One of the problems with so-called “generic” PHP libraries is that they frequently contain dependencies that are either in conflict with an application, or that require a large amount of duplicate code.
This really shows up in database interfaces. If the library needs to manage persistent data, then there’s going to be a database interface. There are a lot of packages out there that aim to ease the challenges of interfacing to various SQL databases. Being a fan of PEAR, I tend to use MDB2. Others use ADODB. Application frameworks such as Joomla provide their own.
These interfaces only address dealing with SQL databases, but that in itself is a little archaic. What about web services, where the specific implementation of the persistent store is hidden? What about XML based databases using XPATH?
My ACL module attempts to deal with this by completely decoupling the persistent data store from the application. An abstract Data Store class provides methods to create, fetch, and update objects, as well as some specific methods to implement operations that are best implemented with more complex queries, such as one to fetch all permissions related to a set of requesters and assets (in the ACL module a requester is something asking for permission to access an asset).
This means that the core ACL doesn’t have even the slightest hint of SQL in it, and that’s a good thing. There’s something very clean about making the interface to persistent data explicit, clean, and well defined.
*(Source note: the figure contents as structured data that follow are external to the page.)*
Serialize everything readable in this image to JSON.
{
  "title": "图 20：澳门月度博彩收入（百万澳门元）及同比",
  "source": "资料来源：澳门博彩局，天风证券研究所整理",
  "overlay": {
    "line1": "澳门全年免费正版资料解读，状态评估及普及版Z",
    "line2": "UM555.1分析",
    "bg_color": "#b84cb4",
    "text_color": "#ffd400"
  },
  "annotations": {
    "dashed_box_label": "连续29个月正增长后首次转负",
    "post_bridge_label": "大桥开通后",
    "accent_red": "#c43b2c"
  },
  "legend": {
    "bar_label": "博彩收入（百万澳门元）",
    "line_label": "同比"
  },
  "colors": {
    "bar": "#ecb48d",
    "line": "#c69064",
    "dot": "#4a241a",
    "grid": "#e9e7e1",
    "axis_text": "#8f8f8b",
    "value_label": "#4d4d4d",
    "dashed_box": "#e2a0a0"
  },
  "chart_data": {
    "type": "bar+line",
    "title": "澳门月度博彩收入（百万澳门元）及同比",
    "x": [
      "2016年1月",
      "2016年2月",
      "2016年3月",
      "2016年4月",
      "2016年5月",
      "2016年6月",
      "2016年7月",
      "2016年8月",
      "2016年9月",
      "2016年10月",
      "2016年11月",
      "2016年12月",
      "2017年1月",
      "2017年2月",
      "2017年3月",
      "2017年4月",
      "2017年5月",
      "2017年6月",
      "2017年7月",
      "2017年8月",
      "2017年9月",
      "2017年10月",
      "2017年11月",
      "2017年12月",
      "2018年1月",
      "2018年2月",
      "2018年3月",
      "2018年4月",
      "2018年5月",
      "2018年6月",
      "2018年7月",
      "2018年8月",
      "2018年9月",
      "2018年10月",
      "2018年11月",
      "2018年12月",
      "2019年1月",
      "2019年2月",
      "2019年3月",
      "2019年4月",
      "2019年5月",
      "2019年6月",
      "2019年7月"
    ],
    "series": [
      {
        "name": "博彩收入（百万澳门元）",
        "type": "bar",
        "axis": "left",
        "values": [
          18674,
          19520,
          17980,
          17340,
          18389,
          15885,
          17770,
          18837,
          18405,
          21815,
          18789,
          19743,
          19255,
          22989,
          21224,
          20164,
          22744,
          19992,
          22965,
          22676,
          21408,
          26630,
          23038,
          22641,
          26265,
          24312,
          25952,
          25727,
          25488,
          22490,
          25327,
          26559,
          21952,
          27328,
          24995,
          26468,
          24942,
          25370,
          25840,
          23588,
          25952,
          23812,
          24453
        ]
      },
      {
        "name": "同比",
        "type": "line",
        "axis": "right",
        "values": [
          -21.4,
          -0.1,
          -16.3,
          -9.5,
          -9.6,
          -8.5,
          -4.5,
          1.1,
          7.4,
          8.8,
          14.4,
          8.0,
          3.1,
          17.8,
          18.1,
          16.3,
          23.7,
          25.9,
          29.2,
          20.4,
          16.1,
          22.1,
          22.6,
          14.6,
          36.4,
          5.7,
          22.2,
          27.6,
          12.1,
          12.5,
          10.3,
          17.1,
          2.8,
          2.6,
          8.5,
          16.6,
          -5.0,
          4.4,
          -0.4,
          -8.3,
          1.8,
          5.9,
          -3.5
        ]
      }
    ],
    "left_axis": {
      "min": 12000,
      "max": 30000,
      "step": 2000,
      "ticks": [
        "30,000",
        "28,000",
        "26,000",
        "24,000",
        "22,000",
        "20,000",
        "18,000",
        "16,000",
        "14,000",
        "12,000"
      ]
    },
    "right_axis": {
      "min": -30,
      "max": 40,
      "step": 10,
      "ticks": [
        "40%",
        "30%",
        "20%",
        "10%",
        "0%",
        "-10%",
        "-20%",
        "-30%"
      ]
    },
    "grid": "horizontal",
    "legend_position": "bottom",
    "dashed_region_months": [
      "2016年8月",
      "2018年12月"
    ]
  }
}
Something very interesting happened as a result of organizing things this way. The data store implementation rapidly starts to show similarities with Java Enterprise Beans. There’s little tables that map class properties to database columns, and helper methods that transform the data from the object’s model to the database’s model. This is a little scary, because I’ve seen and heard a wealth of horror stories related to the effort required to configure Enterprise Java applications, and I’m really hesitant to bring those problems into something intended to be quick and easy to implement.
On the other hand, the MDB2 data store wasn’t all that difficult. Next week, after the Joomla bug squashing day, I’ll tackle a data store that’s native to the Joomla framework. I’m pretty sure that will go fairly smoothly. If it does, I’ll have a lot more confidence that the architecture was worth the investment.